OK, if Owl Moon is out, what kind of stories can you tell in a STEM course that might facilitate learning? The possibilities are infinite. Tell about important inventions or discoveries or familiar phenomena or devices that your course will explain. Tell about mistakes and lessons learned the hard way that what you’re getting ready to teach may help your students avoid— course-related stories of bridges and buildings collapsing, environmental catastrophes, satellites crashing on planets instead of going smoothly into orbit around them, ethical dilemmas, multibillion dollar lawsuits, and so on. You can find such stories in newspapers and journals like Scientific American, case study collections like the one at the National Center for Case Study Teaching in Science, YouTube videos, and websites like How stuff works, How everything works, and Everyday engineering examples.
Besides helping students learn technical course content, stories can be used to steer them toward behaviors and attitudes that can help them succeed both in school and after they graduate. Rebecca and I put stories like that aimed at both students and instructors in Teaching and learning STEM [1, pp. 13, 17, 107, 131, 151, 187, 213, and 243]. Many of the stories include dialogues among hypothetical students that illustrate different strengths, weaknesses, and behavior patterns we want our readers to know about. If the readers recognize themselves and/or (if they are teachers) their students in the stories, we hope—and believe—that some will be motivated to consider the recommendations that follow the stories. You are welcome to share any of the stories with colleagues and students or to use them as models for stories of your own.
When possible, draw stories from your own experience, especially if you ever worked on projects and problems like the ones your students are likely to encounter after they graduate. Most students are worried that when they get out in the real world they’ll find that they haven’t been adequately prepared by school. If you can occasionally say, “Look, what it says in the book is ok as far as it goes, but let me tell you about something I once ran into that’s not in the book,” they’ll be all ears and grateful to you for the inside information.

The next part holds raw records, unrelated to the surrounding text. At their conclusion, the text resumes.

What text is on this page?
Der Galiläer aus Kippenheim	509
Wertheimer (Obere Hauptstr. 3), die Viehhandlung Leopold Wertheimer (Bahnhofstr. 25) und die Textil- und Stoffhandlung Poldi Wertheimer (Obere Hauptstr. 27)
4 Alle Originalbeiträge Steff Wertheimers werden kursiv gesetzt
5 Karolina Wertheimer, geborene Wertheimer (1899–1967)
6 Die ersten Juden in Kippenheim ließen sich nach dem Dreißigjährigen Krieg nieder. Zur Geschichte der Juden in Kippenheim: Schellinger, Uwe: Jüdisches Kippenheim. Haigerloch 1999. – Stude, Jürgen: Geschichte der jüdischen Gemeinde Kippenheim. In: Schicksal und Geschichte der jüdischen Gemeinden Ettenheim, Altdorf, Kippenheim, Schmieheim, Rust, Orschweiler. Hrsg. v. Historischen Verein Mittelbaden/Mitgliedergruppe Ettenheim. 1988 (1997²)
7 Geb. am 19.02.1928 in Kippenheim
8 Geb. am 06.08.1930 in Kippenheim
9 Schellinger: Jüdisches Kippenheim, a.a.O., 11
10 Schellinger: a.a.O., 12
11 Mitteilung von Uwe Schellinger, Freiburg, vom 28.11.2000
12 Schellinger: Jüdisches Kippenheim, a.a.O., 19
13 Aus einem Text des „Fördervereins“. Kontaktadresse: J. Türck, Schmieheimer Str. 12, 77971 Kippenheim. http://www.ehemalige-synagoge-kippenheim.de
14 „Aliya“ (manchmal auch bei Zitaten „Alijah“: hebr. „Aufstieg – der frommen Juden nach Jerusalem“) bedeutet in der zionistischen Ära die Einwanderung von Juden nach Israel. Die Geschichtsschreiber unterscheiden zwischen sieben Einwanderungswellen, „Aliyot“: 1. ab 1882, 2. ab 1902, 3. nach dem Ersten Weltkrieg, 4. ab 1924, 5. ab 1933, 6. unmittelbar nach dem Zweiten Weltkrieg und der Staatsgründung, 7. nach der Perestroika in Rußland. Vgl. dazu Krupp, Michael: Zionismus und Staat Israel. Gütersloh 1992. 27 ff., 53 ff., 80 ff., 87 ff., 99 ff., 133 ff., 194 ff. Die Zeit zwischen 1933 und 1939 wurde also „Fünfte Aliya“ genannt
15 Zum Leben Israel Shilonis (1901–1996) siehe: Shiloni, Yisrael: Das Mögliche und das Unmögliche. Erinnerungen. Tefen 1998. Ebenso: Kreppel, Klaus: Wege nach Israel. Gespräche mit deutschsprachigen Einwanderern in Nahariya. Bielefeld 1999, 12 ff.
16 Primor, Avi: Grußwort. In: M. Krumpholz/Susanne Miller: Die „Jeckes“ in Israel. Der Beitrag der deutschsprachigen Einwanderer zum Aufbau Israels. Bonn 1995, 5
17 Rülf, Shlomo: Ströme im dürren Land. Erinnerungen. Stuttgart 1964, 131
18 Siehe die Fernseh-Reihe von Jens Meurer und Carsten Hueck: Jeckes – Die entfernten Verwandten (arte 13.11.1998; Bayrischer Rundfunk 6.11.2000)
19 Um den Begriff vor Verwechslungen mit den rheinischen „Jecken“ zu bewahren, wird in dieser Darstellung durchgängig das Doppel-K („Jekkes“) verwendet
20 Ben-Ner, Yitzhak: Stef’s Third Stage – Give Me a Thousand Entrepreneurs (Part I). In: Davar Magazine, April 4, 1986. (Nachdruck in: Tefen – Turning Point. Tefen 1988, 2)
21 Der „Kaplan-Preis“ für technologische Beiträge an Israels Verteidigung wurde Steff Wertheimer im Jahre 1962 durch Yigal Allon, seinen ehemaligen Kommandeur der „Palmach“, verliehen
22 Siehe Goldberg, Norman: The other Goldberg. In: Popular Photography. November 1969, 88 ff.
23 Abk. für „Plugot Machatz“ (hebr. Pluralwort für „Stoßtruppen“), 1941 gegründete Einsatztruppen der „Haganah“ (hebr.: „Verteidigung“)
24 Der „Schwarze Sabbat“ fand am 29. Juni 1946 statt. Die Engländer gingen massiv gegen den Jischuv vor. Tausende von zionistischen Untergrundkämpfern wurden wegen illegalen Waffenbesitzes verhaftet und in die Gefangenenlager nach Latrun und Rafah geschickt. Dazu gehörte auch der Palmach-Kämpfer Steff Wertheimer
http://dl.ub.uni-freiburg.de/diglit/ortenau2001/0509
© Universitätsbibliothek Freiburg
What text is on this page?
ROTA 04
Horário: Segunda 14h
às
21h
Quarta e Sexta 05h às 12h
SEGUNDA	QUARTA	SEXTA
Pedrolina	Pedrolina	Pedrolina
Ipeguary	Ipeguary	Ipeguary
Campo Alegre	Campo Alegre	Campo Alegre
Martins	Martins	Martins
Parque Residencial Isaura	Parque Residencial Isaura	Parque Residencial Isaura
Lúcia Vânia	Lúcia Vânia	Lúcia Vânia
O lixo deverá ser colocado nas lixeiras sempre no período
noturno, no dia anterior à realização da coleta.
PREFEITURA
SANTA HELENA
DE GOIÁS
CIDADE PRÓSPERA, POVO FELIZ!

In short, a well-chosen story is a pedagogical triple threat. It has the potential to promote technical knowledge acquisition and skill development, foster attitudes that favor academic and professional success, and provide practical career guidance well beyond what students normally get from conventional lectures and textbooks. Seems worth trying, doesn’t it?
References
1. Felder, R.M., and Brent, R. (2016). Teaching and learning STEM: A practical guide. (San Francisco: Jossey-Bass).
2. Sousa, D.A. (2011). How the brain learns (4th ed.). Thousand Oaks, CA: Corwin Press.